Reputation: 24527
I have a flat collection of documents, where some documents have a parent: ObjectId
field, which points another document from the same collection, i.e.:
{id: 1, metadata: {text: "I'm a parent"}}
{id: 2, metadata: {text: "I'm child 1", parent: 1}}
Now I'd like to retrieve all parents where metadata.text = "I'm a parent"
plus it's child elements. But I want that data in a nested format, so I can simply process it afterwards without having a look at metadata.parent
. The output should look like:
{
id: 1,
metadata: {text: "I'm a parent"},
children: [
{id: 2, metadata: {text: "I'm child 1", parent: 1}}
]
}
(children
could also be part of the parent's metadata
object if that's easier)
Why don't I save the documents in a nested structure? I don't want to store the data in a nested format in DB, because those documents are part of GridFS.
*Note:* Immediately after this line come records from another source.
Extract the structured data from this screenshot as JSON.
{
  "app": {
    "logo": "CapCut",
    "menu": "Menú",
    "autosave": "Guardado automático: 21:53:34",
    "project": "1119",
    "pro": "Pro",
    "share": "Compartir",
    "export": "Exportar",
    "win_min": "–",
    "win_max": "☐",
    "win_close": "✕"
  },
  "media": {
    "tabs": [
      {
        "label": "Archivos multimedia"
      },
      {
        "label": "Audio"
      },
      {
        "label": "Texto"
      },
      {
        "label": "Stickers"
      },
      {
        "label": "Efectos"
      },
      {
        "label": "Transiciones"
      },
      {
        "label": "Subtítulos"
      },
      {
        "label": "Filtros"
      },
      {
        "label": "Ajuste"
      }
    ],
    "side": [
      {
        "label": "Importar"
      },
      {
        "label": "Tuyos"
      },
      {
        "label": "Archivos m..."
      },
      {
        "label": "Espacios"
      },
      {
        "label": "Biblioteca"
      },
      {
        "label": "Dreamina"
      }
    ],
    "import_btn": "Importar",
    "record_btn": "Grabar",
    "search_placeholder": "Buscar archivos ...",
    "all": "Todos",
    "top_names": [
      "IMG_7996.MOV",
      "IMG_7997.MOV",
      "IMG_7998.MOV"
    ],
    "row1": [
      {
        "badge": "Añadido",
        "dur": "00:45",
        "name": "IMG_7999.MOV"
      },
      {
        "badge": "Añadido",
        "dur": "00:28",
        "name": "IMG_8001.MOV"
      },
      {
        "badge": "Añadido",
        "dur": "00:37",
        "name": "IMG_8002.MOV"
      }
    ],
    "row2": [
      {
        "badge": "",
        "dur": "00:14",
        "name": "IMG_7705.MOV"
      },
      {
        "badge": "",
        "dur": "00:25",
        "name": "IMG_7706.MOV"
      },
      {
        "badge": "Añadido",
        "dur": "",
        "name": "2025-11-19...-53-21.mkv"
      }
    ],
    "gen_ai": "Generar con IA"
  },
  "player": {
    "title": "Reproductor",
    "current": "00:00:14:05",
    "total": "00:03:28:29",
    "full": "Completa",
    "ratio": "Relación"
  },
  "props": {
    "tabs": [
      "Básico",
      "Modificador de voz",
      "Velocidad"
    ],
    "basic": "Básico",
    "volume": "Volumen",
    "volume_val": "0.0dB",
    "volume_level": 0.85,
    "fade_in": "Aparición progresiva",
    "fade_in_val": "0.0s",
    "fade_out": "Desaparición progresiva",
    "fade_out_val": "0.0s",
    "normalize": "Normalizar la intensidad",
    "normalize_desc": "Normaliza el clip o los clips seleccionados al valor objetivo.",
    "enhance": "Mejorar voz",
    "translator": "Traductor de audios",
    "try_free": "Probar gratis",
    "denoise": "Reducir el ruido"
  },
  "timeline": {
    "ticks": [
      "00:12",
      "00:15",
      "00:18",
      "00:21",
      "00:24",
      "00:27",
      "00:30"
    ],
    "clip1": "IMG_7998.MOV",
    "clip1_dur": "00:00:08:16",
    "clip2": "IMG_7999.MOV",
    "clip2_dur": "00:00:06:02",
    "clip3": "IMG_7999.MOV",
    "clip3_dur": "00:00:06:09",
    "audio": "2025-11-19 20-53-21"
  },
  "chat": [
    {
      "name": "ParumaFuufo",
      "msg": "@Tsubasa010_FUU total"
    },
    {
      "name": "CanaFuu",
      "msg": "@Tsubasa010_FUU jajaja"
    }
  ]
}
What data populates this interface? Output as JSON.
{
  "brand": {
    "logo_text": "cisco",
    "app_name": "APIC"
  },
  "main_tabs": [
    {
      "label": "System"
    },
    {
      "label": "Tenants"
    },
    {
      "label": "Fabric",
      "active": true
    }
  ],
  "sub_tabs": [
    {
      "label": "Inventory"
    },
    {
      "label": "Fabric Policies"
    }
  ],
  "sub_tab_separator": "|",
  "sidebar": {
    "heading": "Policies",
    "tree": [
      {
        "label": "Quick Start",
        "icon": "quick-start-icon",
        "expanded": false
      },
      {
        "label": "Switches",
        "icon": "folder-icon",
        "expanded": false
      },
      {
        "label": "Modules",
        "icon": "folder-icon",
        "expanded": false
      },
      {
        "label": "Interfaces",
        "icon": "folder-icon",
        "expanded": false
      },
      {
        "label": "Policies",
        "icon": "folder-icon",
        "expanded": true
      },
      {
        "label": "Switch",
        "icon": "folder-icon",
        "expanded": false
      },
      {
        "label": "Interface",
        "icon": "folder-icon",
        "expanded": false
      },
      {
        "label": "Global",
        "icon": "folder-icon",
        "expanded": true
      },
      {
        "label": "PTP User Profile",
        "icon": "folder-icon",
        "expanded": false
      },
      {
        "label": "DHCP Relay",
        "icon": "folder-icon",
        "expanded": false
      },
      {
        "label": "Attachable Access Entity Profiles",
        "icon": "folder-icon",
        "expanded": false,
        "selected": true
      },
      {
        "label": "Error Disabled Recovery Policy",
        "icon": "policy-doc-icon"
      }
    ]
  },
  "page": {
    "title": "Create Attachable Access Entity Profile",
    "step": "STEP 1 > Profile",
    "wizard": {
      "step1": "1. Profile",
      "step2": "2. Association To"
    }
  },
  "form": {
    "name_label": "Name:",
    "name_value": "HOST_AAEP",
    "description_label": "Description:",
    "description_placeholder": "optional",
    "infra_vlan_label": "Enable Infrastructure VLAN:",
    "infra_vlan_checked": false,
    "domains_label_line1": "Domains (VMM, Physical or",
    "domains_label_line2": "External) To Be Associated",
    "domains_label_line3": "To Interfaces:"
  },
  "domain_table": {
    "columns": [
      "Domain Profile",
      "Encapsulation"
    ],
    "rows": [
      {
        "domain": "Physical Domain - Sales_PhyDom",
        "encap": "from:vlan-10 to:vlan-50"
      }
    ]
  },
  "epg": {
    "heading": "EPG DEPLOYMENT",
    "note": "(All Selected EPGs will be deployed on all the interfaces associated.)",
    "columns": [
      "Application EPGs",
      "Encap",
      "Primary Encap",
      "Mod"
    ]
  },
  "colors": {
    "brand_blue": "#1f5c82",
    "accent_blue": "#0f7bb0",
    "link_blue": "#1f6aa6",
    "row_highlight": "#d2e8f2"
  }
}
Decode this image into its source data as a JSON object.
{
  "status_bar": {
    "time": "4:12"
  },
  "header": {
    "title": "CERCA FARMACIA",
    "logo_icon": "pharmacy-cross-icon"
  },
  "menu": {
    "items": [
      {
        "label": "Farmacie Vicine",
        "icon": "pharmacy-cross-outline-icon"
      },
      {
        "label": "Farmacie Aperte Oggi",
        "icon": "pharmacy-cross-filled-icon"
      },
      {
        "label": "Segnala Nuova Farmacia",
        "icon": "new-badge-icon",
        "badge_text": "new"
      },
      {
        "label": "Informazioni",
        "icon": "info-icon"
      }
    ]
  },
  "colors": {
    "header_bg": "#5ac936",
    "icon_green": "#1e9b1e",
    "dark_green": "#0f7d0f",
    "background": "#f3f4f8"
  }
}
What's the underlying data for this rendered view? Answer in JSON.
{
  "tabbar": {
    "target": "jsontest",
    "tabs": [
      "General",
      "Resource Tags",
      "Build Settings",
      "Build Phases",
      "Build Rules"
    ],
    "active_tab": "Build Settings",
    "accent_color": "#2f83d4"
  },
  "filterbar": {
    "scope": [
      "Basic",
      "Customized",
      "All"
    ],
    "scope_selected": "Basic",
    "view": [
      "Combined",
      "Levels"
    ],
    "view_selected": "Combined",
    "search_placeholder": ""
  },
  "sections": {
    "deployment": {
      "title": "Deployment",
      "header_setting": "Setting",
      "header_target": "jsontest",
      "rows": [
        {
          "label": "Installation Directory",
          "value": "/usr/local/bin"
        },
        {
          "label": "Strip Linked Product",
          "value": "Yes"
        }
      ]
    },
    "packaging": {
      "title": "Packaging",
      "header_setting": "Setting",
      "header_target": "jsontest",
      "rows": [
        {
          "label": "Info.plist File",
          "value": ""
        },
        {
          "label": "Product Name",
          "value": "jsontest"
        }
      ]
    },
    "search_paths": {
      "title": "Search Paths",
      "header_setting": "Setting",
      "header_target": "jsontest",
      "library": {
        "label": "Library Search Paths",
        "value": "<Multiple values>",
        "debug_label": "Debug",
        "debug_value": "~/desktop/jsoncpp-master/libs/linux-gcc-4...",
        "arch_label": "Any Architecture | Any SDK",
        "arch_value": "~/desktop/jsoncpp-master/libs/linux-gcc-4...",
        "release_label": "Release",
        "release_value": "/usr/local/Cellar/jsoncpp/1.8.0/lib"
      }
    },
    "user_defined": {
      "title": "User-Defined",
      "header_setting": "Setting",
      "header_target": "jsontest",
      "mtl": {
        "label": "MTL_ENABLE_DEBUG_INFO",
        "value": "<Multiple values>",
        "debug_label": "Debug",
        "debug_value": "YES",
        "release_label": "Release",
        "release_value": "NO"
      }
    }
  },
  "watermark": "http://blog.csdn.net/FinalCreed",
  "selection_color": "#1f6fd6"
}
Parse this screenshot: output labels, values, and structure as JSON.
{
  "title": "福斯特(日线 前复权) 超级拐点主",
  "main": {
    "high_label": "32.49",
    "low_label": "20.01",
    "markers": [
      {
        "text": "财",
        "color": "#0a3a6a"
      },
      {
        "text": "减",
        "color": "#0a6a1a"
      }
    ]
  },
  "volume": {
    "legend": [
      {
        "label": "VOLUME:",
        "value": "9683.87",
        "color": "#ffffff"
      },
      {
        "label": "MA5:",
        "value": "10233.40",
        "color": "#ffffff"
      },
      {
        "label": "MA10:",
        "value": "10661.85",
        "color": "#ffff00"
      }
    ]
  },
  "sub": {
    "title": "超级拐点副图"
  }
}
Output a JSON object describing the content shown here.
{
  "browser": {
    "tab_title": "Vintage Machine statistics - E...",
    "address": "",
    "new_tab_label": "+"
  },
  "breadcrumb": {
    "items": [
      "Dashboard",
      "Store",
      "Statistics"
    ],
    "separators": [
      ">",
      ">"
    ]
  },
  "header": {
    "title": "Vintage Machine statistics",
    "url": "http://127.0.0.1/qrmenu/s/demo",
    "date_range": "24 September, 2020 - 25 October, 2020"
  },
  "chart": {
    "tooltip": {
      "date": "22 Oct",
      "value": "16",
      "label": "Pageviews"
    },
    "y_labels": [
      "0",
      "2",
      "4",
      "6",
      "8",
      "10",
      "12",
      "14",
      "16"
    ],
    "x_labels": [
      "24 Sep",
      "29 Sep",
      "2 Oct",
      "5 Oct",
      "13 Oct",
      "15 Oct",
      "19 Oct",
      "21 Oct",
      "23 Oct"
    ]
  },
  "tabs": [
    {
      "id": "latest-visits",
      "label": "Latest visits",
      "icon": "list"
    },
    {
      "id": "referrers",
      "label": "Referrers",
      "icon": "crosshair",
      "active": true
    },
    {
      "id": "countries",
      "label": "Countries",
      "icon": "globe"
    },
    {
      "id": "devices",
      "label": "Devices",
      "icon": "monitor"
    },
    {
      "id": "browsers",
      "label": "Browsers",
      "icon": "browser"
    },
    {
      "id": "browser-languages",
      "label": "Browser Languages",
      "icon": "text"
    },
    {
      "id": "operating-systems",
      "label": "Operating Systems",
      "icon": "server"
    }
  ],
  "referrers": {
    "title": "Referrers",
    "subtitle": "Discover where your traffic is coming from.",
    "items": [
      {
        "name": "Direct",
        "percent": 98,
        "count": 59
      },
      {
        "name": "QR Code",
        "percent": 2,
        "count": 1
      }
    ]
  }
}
The main problem is: How can I tell MongoDB to nest a whole document? Or do I have to use Mongo's aggregation framework for that task?
Upvotes: 2
Views: 1884
Reputation: 136
I wanted a similar result to Neil Lunn's answer except I wanted to fetch all parents regardless of them having children or not. I also wanted to generalise it to work across any collection that had a single level of nested children.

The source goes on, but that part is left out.